Following Christ is never easy. In a way, it may be a little tougher during Ordinary Time. During Advent, Christmas, Lent and Easter, there are more striking reminders of our faith; even the secular publicity reminds us constantly that we are trying to be on our best behavior in prepare for a special religious event. In between, we can experience something of a lull in our focus. The liveliness of our faith could sag under the weight of the burdens of every-day life. It can be hard to be Christ-like when we are paying off holiday bills, shoveling snow, and maybe wishing we were in Florida.
In this context, today’s readings are comforting and encouraging. The first reading reminds us that Jesus, in order to expiate our sins and be truly merciful, became “like His brothers and sisters [that is, us] in every way… Because He Himself was tested through what He suffered, He is able to help those who are being tested.” Although He probably didn’t have to shovel snow very often in Israel, He did live a mostly ordinary life for thirty years.

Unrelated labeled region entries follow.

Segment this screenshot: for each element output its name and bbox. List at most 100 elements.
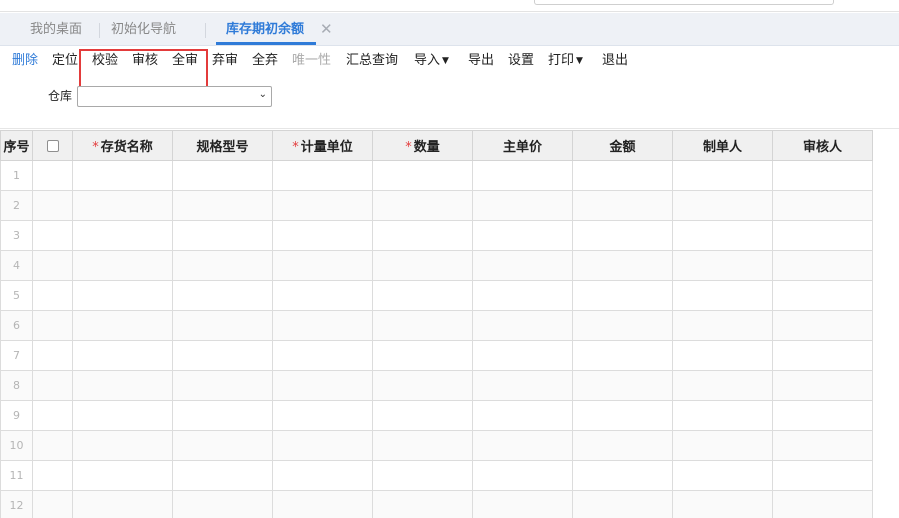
cell-auditor[interactable] bbox=[772, 250, 873, 281]
cell-unit[interactable] bbox=[272, 310, 373, 341]
cell-unit-price[interactable] bbox=[472, 370, 573, 401]
tab-init-navigation[interactable]: 初始化导航 bbox=[111, 13, 176, 46]
cell-amount[interactable] bbox=[572, 370, 673, 401]
row-select-cell[interactable] bbox=[32, 160, 73, 191]
cell-inventory-name[interactable] bbox=[72, 250, 173, 281]
cell-quantity[interactable] bbox=[372, 400, 473, 431]
cell-unit[interactable] bbox=[272, 340, 373, 371]
col-header-auditor[interactable]: 审核人 bbox=[772, 130, 873, 161]
cell-unit-price[interactable] bbox=[472, 340, 573, 371]
cell-inventory-name[interactable] bbox=[72, 190, 173, 221]
locate-button[interactable]: 定位 bbox=[52, 47, 78, 75]
cell-amount[interactable] bbox=[572, 460, 673, 491]
cell-inventory-name[interactable] bbox=[72, 400, 173, 431]
tab-inventory-opening-balance[interactable]: 库存期初余额 bbox=[216, 13, 317, 46]
cell-auditor[interactable] bbox=[772, 490, 873, 518]
row-select-cell[interactable] bbox=[32, 430, 73, 461]
cell-unit[interactable] bbox=[272, 190, 373, 221]
cell-auditor[interactable] bbox=[772, 160, 873, 191]
row-select-cell[interactable] bbox=[32, 190, 73, 221]
cell-spec-model[interactable] bbox=[172, 160, 273, 191]
cell-inventory-name[interactable] bbox=[72, 280, 173, 311]
cell-inventory-name[interactable] bbox=[72, 160, 173, 191]
cell-creator[interactable] bbox=[672, 430, 773, 461]
tab-my-desktop[interactable]: 我的桌面 bbox=[30, 13, 82, 46]
cell-quantity[interactable] bbox=[372, 250, 473, 281]
cell-auditor[interactable] bbox=[772, 460, 873, 491]
cell-creator[interactable] bbox=[672, 370, 773, 401]
audit-all-button[interactable]: 全审 bbox=[172, 47, 198, 75]
col-header-quantity[interactable]: * 数量 bbox=[372, 130, 473, 161]
cell-unit-price[interactable] bbox=[472, 490, 573, 518]
cell-inventory-name[interactable] bbox=[72, 430, 173, 461]
cell-spec-model[interactable] bbox=[172, 490, 273, 518]
cell-auditor[interactable] bbox=[772, 220, 873, 251]
cell-spec-model[interactable] bbox=[172, 370, 273, 401]
cell-inventory-name[interactable] bbox=[72, 370, 173, 401]
verify-button[interactable]: 校验 bbox=[92, 47, 118, 75]
row-select-cell[interactable] bbox=[32, 460, 73, 491]
cell-spec-model[interactable] bbox=[172, 310, 273, 341]
cell-unit-price[interactable] bbox=[472, 220, 573, 251]
cell-creator[interactable] bbox=[672, 310, 773, 341]
cell-unit[interactable] bbox=[272, 280, 373, 311]
cell-creator[interactable] bbox=[672, 490, 773, 518]
cell-unit[interactable] bbox=[272, 250, 373, 281]
cell-spec-model[interactable] bbox=[172, 400, 273, 431]
cell-creator[interactable] bbox=[672, 190, 773, 221]
cell-amount[interactable] bbox=[572, 250, 673, 281]
cell-quantity[interactable] bbox=[372, 340, 473, 371]
col-header-spec-model[interactable]: 规格型号 bbox=[172, 130, 273, 161]
row-select-cell[interactable] bbox=[32, 340, 73, 371]
cell-amount[interactable] bbox=[572, 430, 673, 461]
row-select-cell[interactable] bbox=[32, 400, 73, 431]
row-select-cell[interactable] bbox=[32, 280, 73, 311]
print-button[interactable]: 打印 ▼ bbox=[548, 47, 583, 75]
select-all-checkbox[interactable] bbox=[46, 139, 59, 152]
cell-spec-model[interactable] bbox=[172, 460, 273, 491]
col-header-inventory-name[interactable]: * 存货名称 bbox=[72, 130, 173, 161]
cell-unit-price[interactable] bbox=[472, 190, 573, 221]
cell-unit-price[interactable] bbox=[472, 460, 573, 491]
cell-spec-model[interactable] bbox=[172, 190, 273, 221]
cell-inventory-name[interactable] bbox=[72, 340, 173, 371]
cell-creator[interactable] bbox=[672, 340, 773, 371]
cell-unit-price[interactable] bbox=[472, 400, 573, 431]
unaudit-button[interactable]: 弃审 bbox=[212, 47, 238, 75]
cell-auditor[interactable] bbox=[772, 430, 873, 461]
uniqueness-button[interactable]: 唯一性 bbox=[292, 47, 331, 75]
cell-auditor[interactable] bbox=[772, 400, 873, 431]
warehouse-select[interactable]: ⌄ bbox=[77, 86, 272, 107]
cell-amount[interactable] bbox=[572, 310, 673, 341]
cell-quantity[interactable] bbox=[372, 370, 473, 401]
audit-button[interactable]: 审核 bbox=[132, 47, 158, 75]
close-tab-icon[interactable]: ✕ bbox=[320, 13, 333, 46]
row-select-cell[interactable] bbox=[32, 220, 73, 251]
cell-unit[interactable] bbox=[272, 220, 373, 251]
cell-unit[interactable] bbox=[272, 430, 373, 461]
cell-unit[interactable] bbox=[272, 400, 373, 431]
cell-inventory-name[interactable] bbox=[72, 220, 173, 251]
cell-quantity[interactable] bbox=[372, 220, 473, 251]
cell-spec-model[interactable] bbox=[172, 250, 273, 281]
export-button[interactable]: 导出 bbox=[468, 47, 494, 75]
cell-quantity[interactable] bbox=[372, 280, 473, 311]
cell-quantity[interactable] bbox=[372, 160, 473, 191]
settings-button[interactable]: 设置 bbox=[508, 47, 534, 75]
cell-amount[interactable] bbox=[572, 340, 673, 371]
cell-quantity[interactable] bbox=[372, 460, 473, 491]
top-search-box[interactable] bbox=[534, 0, 834, 5]
cell-spec-model[interactable] bbox=[172, 430, 273, 461]
cell-amount[interactable] bbox=[572, 280, 673, 311]
cell-amount[interactable] bbox=[572, 160, 673, 191]
col-header-unit-price[interactable]: 主单价 bbox=[472, 130, 573, 161]
cell-unit[interactable] bbox=[272, 460, 373, 491]
cell-quantity[interactable] bbox=[372, 490, 473, 518]
cell-creator[interactable] bbox=[672, 280, 773, 311]
cell-spec-model[interactable] bbox=[172, 280, 273, 311]
cell-inventory-name[interactable] bbox=[72, 490, 173, 518]
row-select-cell[interactable] bbox=[32, 490, 73, 518]
cell-unit[interactable] bbox=[272, 490, 373, 518]
cell-unit-price[interactable] bbox=[472, 430, 573, 461]
cell-creator[interactable] bbox=[672, 250, 773, 281]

He had a job, He had to work to support His mother after St Joseph died, and He suffered sorrow, physical pain, and death.
He also was deeply concerned with the lives of those around Him and reacted with compassion to other people’s needs. In the Gospel reading we hear how He healed Peter’s mother-in-law, and when people came with their sick and afflicted after sundown (because it had been the sabbath) He took the time to heal them all, despite having to stay up late at night to do so. And He doesn’t stop there; He wants to go to other towns to preach and heal as well.
So, when we feel the wear and tear of daily life and find it hard to be patient and generous like Christ, let’s remember that Christ became like us, and understands our daily difficulties. He is always there to help us; He “remembers his covenant forever”, so “rejoice, O hearts that seek the Lord!”